Go to the folder mentioned by Lunatik in a command window and enter this command:
hh -decompile html vbaac10.chm
^^
# ac is for Access; use xl for Excel, wd for Word, etc
This will create an "html" folder below it and fill it with most of the files that went into creating the CHM file. The resulting HTML files can be opened directly in your browser, although they won't find their related style sheets or scripts which are addressed by their locations in CHM files. The style sheets and scripts do get extracted though so you can work with them too.
Also take a look at the XML files in the 1033 folder like VB_ACTOC.XML - this is the Table of Contents for the Access VBA help. It contains topic nodes with labels and urls for each item in the help file:
<topic>
<label>CheckBox Object</label>
<url>mk:#MSITStore:vbaac10.chm::/html/acobjCheckBox.htm</url>
</topic>
The mk:etc... url can be put on the HH command line to open that topic in a regular HTML Help window. Also, it shows the source CHM filename, and the relative path of the file when decompiled.
hh mk:#MSITStore:vbaac10.chm::/html/acobjCheckBox.htm
Working from these files, you could put together a script to find/grep files by keyword and show them in a browser, or you could reengineer the files into some sort of database or other lookup capability to work with SciTe's command based help system.
Some sites with more info about using HH.EXE:
HTMLHelp command-line
tips on using the HH command line and links to other sites
KeyHH 1.1
an alternate/supplemental program to HH.EXE for working with CHM files
The main files are held (for Office 2003 anyway) in Program Files\OFFICE11\1033, but accessing pages within them could be a bit tricky as Microsoft have gradually had to reign in the ability to delve into CHM files over the years due to security concerns.

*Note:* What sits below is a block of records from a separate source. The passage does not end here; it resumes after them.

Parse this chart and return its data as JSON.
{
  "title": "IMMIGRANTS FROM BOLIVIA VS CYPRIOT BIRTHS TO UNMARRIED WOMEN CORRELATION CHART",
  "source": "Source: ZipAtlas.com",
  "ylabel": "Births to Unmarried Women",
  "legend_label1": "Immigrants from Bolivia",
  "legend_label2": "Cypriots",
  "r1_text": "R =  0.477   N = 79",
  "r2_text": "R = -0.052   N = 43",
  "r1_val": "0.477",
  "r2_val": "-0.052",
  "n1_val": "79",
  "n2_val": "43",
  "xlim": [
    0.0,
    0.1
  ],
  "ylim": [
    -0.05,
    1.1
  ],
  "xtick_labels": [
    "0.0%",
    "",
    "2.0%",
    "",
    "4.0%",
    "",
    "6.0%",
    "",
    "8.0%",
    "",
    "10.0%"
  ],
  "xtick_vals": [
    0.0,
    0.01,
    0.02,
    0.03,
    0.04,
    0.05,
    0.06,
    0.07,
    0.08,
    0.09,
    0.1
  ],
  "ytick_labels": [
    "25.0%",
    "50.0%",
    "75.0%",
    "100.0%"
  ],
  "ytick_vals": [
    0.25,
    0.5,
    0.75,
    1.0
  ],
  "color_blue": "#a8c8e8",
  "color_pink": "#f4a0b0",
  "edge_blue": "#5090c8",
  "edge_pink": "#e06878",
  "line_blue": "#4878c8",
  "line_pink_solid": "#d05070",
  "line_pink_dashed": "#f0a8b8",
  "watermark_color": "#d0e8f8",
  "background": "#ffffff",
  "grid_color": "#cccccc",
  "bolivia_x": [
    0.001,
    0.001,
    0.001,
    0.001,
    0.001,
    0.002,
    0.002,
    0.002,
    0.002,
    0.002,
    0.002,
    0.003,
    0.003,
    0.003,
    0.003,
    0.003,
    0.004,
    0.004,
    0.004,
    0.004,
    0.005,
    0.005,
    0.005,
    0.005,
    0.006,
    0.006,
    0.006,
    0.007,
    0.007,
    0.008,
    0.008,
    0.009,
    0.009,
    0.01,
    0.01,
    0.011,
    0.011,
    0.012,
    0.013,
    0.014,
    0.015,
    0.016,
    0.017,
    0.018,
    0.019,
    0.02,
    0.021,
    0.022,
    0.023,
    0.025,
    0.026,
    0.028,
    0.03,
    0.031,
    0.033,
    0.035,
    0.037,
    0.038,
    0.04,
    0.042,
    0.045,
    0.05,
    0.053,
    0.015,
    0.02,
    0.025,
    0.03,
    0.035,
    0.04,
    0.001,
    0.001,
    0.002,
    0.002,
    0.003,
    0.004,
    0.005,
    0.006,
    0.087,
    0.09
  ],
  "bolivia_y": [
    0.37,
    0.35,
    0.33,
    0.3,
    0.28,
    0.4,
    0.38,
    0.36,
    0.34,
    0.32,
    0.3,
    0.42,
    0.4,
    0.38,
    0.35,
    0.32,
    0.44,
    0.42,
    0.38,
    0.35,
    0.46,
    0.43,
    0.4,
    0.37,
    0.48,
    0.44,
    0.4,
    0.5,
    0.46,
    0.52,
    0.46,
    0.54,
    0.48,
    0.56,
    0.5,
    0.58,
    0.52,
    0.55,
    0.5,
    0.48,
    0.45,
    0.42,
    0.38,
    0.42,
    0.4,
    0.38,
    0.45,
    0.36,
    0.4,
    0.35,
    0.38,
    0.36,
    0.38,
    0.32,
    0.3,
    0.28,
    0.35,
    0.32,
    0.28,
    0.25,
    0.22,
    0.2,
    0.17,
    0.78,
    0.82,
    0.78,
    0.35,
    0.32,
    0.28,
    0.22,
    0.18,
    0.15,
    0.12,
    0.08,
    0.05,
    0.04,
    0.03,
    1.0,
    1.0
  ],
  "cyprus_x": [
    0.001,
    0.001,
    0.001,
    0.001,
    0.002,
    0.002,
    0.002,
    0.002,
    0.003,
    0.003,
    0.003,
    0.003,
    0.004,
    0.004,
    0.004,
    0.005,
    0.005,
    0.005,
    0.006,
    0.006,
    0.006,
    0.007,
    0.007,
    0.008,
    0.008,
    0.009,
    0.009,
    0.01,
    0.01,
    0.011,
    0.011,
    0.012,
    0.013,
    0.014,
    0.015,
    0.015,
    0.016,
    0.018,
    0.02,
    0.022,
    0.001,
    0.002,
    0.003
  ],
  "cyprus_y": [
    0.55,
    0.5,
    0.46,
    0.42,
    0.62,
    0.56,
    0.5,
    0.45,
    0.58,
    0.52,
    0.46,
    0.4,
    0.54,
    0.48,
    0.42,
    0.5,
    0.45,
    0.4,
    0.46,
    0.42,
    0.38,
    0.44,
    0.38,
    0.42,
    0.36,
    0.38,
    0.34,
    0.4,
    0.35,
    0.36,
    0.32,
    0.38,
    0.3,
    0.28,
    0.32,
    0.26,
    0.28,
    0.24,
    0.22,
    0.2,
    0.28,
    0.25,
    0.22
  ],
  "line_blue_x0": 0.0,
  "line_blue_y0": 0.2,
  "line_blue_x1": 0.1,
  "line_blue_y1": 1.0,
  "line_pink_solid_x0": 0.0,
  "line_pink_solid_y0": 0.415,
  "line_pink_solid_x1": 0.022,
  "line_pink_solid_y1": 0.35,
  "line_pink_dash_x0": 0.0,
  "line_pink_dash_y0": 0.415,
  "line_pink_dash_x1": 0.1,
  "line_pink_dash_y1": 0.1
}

This page (download) has some good info on what might still be possible as far as linking to specific pages inside a CHM
Having said that, I don't think this file is the default help shown to most users nowadays, but it's close enough, missing only the Office 2007 pimping most of the time. The online help seems to be set as default unless you specifically disable it during the Office install. The URLs are, I think, not very SEO friendly so couldn't be guessed. I suppose you could borrow a sneaky trick from scammers and craft URLs that point to the top link on Google, thusly: Range.
EDIT: Google cache link?
Inspired heavily by Lunatik's answer, adding:
command.help.$(file.patterns.vb)=http://www.google.co.uk/search?hl=en&newwindow=1&q=site%3Amsdn.microsoft.com+%222003+VBA%22+$(CurrentWord)
command.help.subsystem.$(file.patterns.vb)=2
to my vb.properties file gives me a reasonable work around (loads a Google search results page with search criteria of:
site:msdn.microsoft.com "2003 VBA" $(CurrentWord)
Obviously no guarantees of it taking me to a helpful page, but then the inline help in the VBA editer isn't all that reliable on that one either...
Can anyone who knows SciTe better suggest a more elegant solution?